Le texte est tout entier focalisé par l’aspect « histoire vraie », censé compenser le manque d'intérêt narratif et littéraire, lui-même prouvant l'authenticité du propos : Francisco Arcis « est éducateur spécialisé », il « dépeint ici (…) un univers qu’il connaît bien », « toute ressemblance avec des personnages existants (sic) n’aurait rien de fortuit », etc. Dès lors, il n'est pas illogique que ce roman soit proche d’une espèce de synopsis dialogué, dont la pauvreté peut être crainte dès le prologue où l’auteur promet de rendre compte d’une « vraie aventure humaine » avec des ados « cabossés par la vie », qui sont « terriblement attachants » et n’ont « qu’un besoin viscéral : celui d’être aimés ». Snif. Du moins ne ment-on pas sur la marchandise. En effet, le reste n’est que clichés, topoï et silhouettes de personnages à peine esquissées. Il y a là une cohérence dans le propos : pour valoriser son message, l’auteur préfère s’en tenir à une galerie de rôles-types, car chacun joue son drôle de rôle - la gentille AS un peu cruchouille, le gentil gamin pas gâté par la vie et roublard, la mère qui s'en tape dans différentes acceptions, le salopard qui deale… de la beuh (faut pas trop choquer), le juge paternaliste, les éducateurs pas méchants mais pas parfaitement respectueux, etc.

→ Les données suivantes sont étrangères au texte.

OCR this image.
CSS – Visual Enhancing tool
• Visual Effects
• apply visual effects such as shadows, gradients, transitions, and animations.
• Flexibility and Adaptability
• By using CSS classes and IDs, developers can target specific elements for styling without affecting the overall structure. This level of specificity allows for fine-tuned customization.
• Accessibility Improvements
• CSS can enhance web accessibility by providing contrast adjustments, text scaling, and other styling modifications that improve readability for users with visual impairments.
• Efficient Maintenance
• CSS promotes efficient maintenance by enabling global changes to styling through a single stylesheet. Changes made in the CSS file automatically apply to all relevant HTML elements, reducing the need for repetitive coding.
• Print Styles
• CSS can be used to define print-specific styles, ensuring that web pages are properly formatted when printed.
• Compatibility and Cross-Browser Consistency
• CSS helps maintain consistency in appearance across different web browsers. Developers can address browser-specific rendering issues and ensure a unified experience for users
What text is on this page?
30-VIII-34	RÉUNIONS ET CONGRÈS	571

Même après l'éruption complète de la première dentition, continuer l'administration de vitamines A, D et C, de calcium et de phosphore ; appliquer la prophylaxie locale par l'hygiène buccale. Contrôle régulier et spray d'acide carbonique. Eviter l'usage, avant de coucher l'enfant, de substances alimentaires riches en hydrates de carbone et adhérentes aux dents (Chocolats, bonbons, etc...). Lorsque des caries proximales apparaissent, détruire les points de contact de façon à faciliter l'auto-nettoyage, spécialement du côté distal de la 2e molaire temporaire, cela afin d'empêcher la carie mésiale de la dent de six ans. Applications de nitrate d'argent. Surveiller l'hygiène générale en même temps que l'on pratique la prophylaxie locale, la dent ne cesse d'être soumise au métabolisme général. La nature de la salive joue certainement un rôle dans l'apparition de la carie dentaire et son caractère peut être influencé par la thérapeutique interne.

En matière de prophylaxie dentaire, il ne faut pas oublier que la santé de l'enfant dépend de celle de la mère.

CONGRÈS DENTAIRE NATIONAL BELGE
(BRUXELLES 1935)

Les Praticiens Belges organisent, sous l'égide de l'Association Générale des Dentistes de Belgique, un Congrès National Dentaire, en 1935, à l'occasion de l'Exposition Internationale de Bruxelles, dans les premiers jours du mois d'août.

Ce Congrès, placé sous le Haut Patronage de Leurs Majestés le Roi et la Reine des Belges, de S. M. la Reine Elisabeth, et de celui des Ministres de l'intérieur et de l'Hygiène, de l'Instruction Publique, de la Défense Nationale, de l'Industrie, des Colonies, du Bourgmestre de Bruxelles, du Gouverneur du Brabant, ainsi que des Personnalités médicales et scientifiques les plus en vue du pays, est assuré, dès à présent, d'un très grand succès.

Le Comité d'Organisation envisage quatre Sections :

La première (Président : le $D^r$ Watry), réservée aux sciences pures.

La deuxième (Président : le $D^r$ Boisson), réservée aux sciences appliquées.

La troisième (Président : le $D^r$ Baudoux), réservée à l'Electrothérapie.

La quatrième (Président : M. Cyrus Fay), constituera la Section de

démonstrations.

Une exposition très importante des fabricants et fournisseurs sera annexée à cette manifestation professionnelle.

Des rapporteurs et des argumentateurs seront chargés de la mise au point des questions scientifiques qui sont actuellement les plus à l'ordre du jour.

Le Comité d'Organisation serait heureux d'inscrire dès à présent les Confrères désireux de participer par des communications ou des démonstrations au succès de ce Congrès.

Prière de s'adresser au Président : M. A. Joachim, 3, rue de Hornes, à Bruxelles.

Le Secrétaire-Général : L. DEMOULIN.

Par moments, ce brouillon de roman glisse quelques traces d’humour : la mère change de copain parce que, habitant Pise, elle a « un penchant » pour les hommes, 60 ; l’avantage d’Elvis sur Dylan, c’est qu’au moins on sait à qui le prénom fait allusion, contrairement à Bob Dylan Thomas, par ex., 10. Mais ce sont surtout les lieux communs qui retiennent l'attention. Citons ainsi la téci avec son ascenceur en panne, les méchants, la gentillesse du héros qui se manifeste par son refus de dealer du shit – il ne fait que du recel –, et des expressions comme : « Oh, ça va, arrête un peu les violons. Tout ce que tu sais faire, c’est t’apitoyer sur ton sort. Ça, c’est facile », 47, pfff… Le texte est marqué par quelques notes de bas de page pédagogiques, quelques métatextes chargés d'insister sur le pseudo-réalisme du « langage djeune » (« chichon », « d’équerre »...), et l’impression de vide narratif et intellectuel cuisant. Certes, on ne doutera pas de la sincérité de l’auteur, mais on ne doutera pas davantage de son manque d’ambition littéraire. Dans la mesure où c’est cette ambition qui était susceptible de nous intéresser ici, nous ne conseillerons pas aux lecteurs de ce blog de se précipiter sur un ouvrage vendu 7,50 €, sous une aguichante première de couverture signée Merlin.